My white blood count was always elevated until I did FCR. The counts ranged from 15,000 when I was diagnosed in 1998, to 250,000 around the time of my treatment with ISF-35 (Memgen) in 2008. After the third cycle of FCR, my WBC hit 900. It has never recovered.

The local onc doc discontinued the FCR because of the terrible hit it took on my numbers.

I suppose you would argue it's just a mere coincidence. Poppycock. No one believes that. Dr. Kipps and every other doc I see has concluded that FCR has damaged my bone marrow.

But I suppose you know more about CLL than those 'mere mortals'.

Of course my comments 'make sense'. I do find it interesting that you are ridiculing me for my personal experience, Mr. Anonymous. You have no idea how I feel, my blood counts beyond what I have discussed here, or what my state of health is.

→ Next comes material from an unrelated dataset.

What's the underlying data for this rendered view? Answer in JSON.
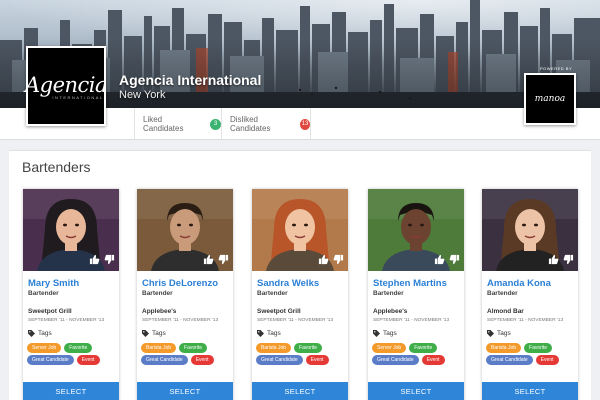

FCR increases the risk for Richter's transformation (no cure, six month survival) and MDS (no cure, six months to two year survival).

With a plethora of other options out there, you can't tell me FCR is a rational choice for CLL. That is not true. UCSD is 'moving away from FCR' is what they told me to my face (of course this is after my FCR treatment).

Learn from my sad experience. Avoid FCR.

(The exception would be, of course, if you have no other option, or if you are going for a transplant. Then there may be few, if any, options.)